Mobile gaming is having its moment, thanks in part to the launch of triple-A gaming sensation Fortnite, which its publisher Epic Games released on console, iOS and Android simultaneously.

East London-based BIGUMAKU is making the most of this new landscape. The mobile app company was spun out of kids’ gaming outfit Minilab Studios earlier this year by Chief Executive Alex Spiro and Creative Director James Wilson, with the aim of creating more complex ideas generated by its team of developers.  


ON THE MOVE The team at BIGUMAKU combine their considerable experience to create the company’s apps

“Some of our developers come from a core gaming background and really want to use their skills to work on mobile apps,” explains BIGUMAKU’s head of production Scott Cameron, who has himself worked for outfits such as EA and Rockstar, as well as smaller indie developers. BIGUMAKU’s first offering, released this June, is Muvimi, a mobile animation studio app for iOS that lets its users devise their own cartoon movies and avatars, which they can share across social media. 

Eight months in the making, Muvimi allows users to dress up actors, design sets, record movies and use the microphone to make their actors speak. “The voice recording sets it apart from other apps like this,” adds Lauren du Plessis, the company’s marketing executive. “It uses pretty accurate syncing that took a long time to get right.” Cameron adds that another challenge was creating the game’s strikingly original aesthetic. “Everything was lovingly hand drawn by our illustration team – which also takes time and money.”  

The end result allows users to create a range of different genres, and while the company doesn’t track what its users do with their finished masterpieces, it does run competitions and encourages creators to use a hashtag so it can, with permission, share their films on social media. “Quite a few are taking to YouTube to show their exported video clips – which is really awesome,” du Plessis adds. 

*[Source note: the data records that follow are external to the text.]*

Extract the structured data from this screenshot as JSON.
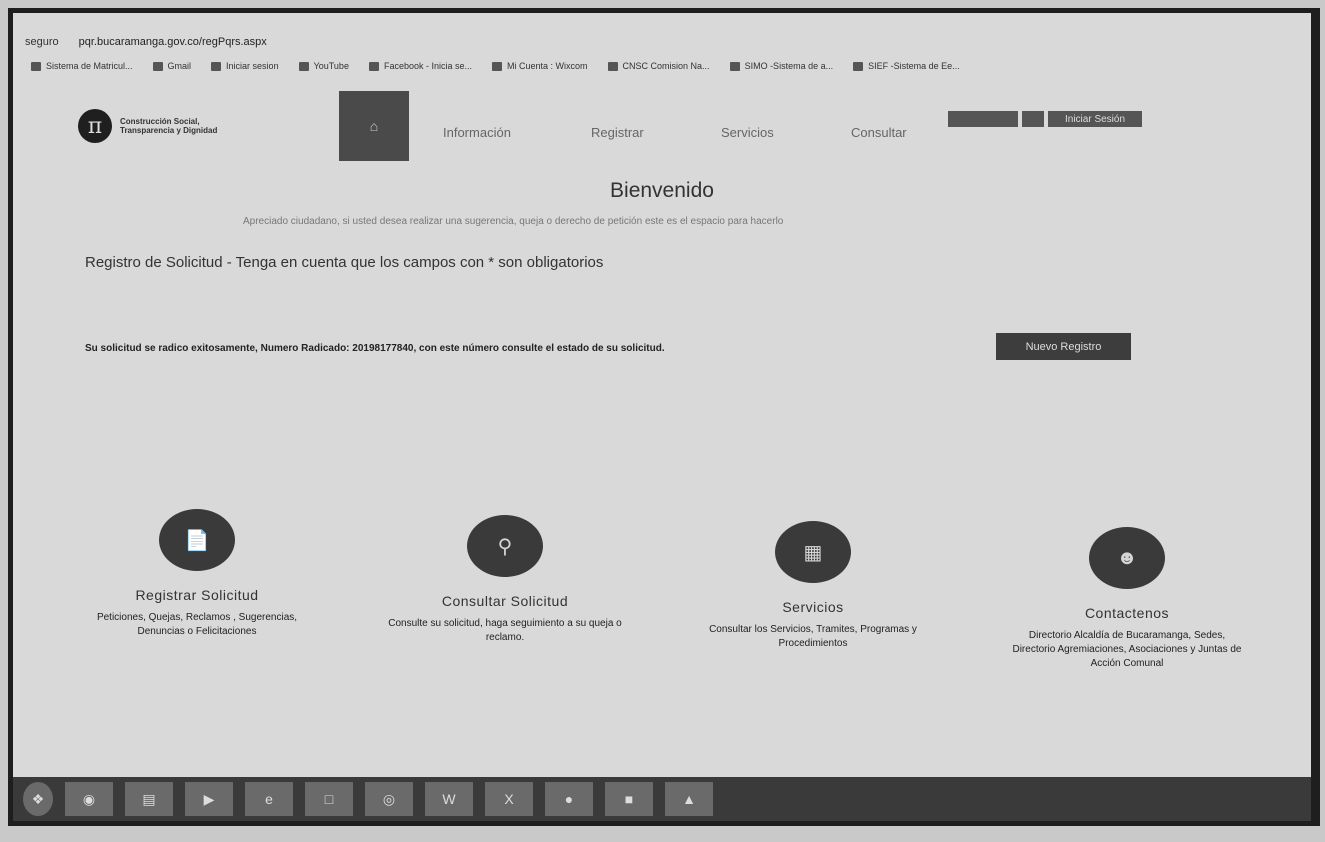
{
  "browser": {
    "security_label": "seguro",
    "url": "pqr.bucaramanga.gov.co/regPqrs.aspx",
    "bookmarks": [
      {
        "label": "Sistema de Matricul..."
      },
      {
        "label": "Gmail"
      },
      {
        "label": "Iniciar sesion"
      },
      {
        "label": "YouTube"
      },
      {
        "label": "Facebook - Inicia se..."
      },
      {
        "label": "Mi Cuenta : Wixcom"
      },
      {
        "label": "CNSC Comision Na..."
      },
      {
        "label": "SIMO -Sistema de a..."
      },
      {
        "label": "SIEF -Sistema de Ee..."
      }
    ]
  },
  "header": {
    "logo_glyph": "π",
    "logo_text_line1": "Construcción Social,",
    "logo_text_line2": "Transparencia y Dignidad",
    "home_icon": "home-icon",
    "nav": [
      "Información",
      "Registrar",
      "Servicios",
      "Consultar"
    ],
    "top_buttons": [
      "",
      "",
      "Iniciar Sesión"
    ]
  },
  "main": {
    "welcome": "Bienvenido",
    "welcome_sub": "Apreciado ciudadano, si usted desea realizar una sugerencia, queja o derecho de petición este es el espacio para hacerlo",
    "register_heading": "Registro de Solicitud - Tenga en cuenta que los campos con * son obligatorios",
    "success_message": "Su solicitud se radico exitosamente, Numero Radicado: 20198177840, con este número consulte el estado de su solicitud.",
    "new_button": "Nuevo Registro"
  },
  "features": [
    {
      "icon": "document-icon",
      "title": "Registrar Solicitud",
      "desc": "Peticiones, Quejas, Reclamos , Sugerencias, Denuncias o Felicitaciones"
    },
    {
      "icon": "search-icon",
      "title": "Consultar Solicitud",
      "desc": "Consulte su solicitud, haga seguimiento a su queja o reclamo."
    },
    {
      "icon": "services-icon",
      "title": "Servicios",
      "desc": "Consultar los Servicios, Tramites, Programas y Procedimientos"
    },
    {
      "icon": "contact-icon",
      "title": "Contactenos",
      "desc": "Directorio Alcaldía de Bucaramanga, Sedes, Directorio Agremiaciones, Asociaciones y Juntas de Acción Comunal"
    }
  ],
  "taskbar": {
    "items": [
      "start-icon",
      "firefox-icon",
      "files-icon",
      "media-icon",
      "ie-icon",
      "explorer-icon",
      "chrome-icon",
      "word-icon",
      "excel-icon",
      "app-icon",
      "app2-icon",
      "app3-icon"
    ]
  }
}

The app is free at the point of download, but the privately-financed company aims to make the majority of its money from in-app advertising and in-app purchases of set, prop and clothing items, varying in price from 99p to £20, which users can buy with an in-app currency called MuviStars.

In the couple of months since its launch, Muvimi has amassed 50,000 downloads with the app appearing in ten different languages. “We’re not KPI-driven but we do look at downloads as well as how engaged users are. The main metric is the ratings score on the Store – which is rating as a 4.5 so far,” Cameron enthuses.

“The beauty of mobile is that it allows you to achieve more projects in shorter time.”

So does the firm hold any ambitions to follow the path of Bitmoji, the avatar app now integrated into Snapchat? 

“That’s an interesting route,” notes Cameron, “although it’s not our overall aim – we just wanted to create something beautiful and creative for people who wanted a simple way to create short movies.” The firm does have a new production in development with a third party tie-in, however, and is also looking at properties relating to its comic and graphic novel parent, Nobrow, publishers of the Flying Eye canon of children’s titles.

With gaming hits such as Pokémon Go reigniting users that might have otherwise moved away from mobile gaming, what does Cameron predict we can expect over the next five years? 

“As far as developers go I think there will be a lot more back and forth between working on mobile and working on console games – the engines are now the same, you can change where you want to be if you have the skills. The beauty of mobile is that it allows you to achieve more projects in shorter time. I think we’ll see more cross-pollination between exclusive console games and games designed for mobile,” he concludes.